Published: September 15, 2008 02:05 am    PrintThis  

Haverhill school workers lose take-home vehicles

By Shawn Regan
sregan@eagletribune.com

HAVERHILL — The crackdown on city employees taking city vehicles home from work continues.

Four maintenance workers have lost the privilege of using their school vehicles to drive back and forth to work in an effort to reduce transportation costs that began when gas prices approached $4 per gallon.

Last month, Jeff Dill, director of the School Maintenance Department, voluntarily gave up the take-home vehicle he had been using to commute from his home in New Hampshire to Haverhill. He did so after School Committee member Scott Wood Jr. made public his efforts to stop the maintenance vehicles from going home at night.

Wood's colleagues on the committee have agreed with him to end the practice for all but one on-call maintenance worker.
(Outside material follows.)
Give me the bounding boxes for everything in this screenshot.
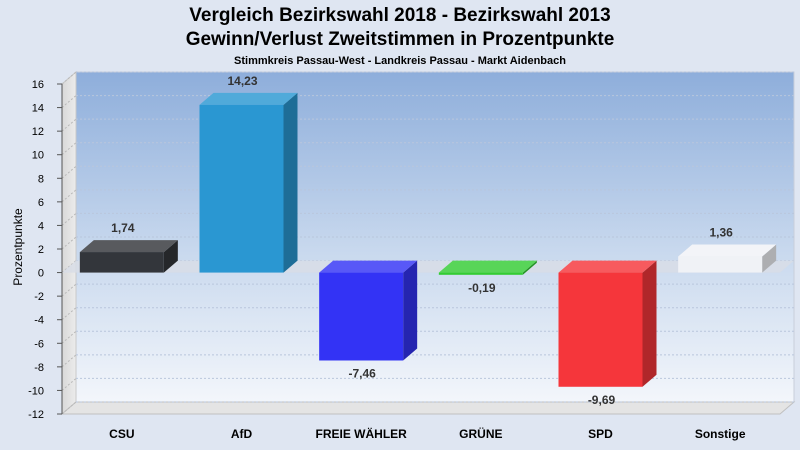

Wood acknowledged ending the practice will not save a lot of money, but said the cash-strapped district should do what it can to eliminate wasteful spending given crowded classrooms, high fees for students to play sports and other problems caused by budget cuts.

"It's a symbol that we are doing what we can," he said of eliminating the take-home vehicles. "Just saving a thousand here and there is important right now. It's redundant to have four on-call workers taking their school vehicles home every night."

Wood's colleagues agreed, voting unanimously last week to end the practice. They agreed to allow one maintenance worker to take a school vehicle home at night on a rotating schedule. That on-call worker will be responsible for responding to emergencies at night, such as a broken water pipe in a school.

Earlier this summer, Mayor James Fiorentini took away 11 take-home vehicles belonging to five police officers, four meter readers, a health inspector and a firefighter. At the time, he said 59 workers were taking their city-owned vehicles to and from work, and that his goal was to trim that total by at least 10 percent.

The city has a total of 235 vehicles, and officials have said cutting gas consumption by just one gallon a day for each vehicle could save the cash-starved city up to $100,000 per year. The City Council also has been pushing the crackdown on take-home city vehicles.

When considering the use of school maintenance vehicles, Wood said he called several neighboring communities — including Methuen, Lawrence, Lowell and Danvers — to find out their policies for maintenance vehicles. Those communities either prohibit any maintenance vehicles from going home at night or allow just one on-call worker to take a vehicle home on a rotating schedule, similar to how Haverhill will now be doing it, he said.

Dill has not returned phone calls seeking his comments on losing the maintenance vehicles.

Superintendent Raleigh Buchanan had opposed taking away any of the take-home maintenance vehicles because he said he did not have a safe overnight place to park the vehicles, which are filled with expensive tools. Last week, however, Buchanan said he has received approval from the mayor to store the vehicles at the Highway Department garage on Primrose Street. That complex includes an area that is locked at night and monitored by video cameras.

"Some people may have wanted to continue allowing the vehicles to go home," Wood said. "But they had no way to justify it."

Wood also had questioned the practice of allowing 12 school transportation vans to go home with workers at night. He said he no longer has a problem with those vehicles going home because the workers live in Haverhill and they are required to clean and maintain the vehicles in exchange for taking them back and forth to work.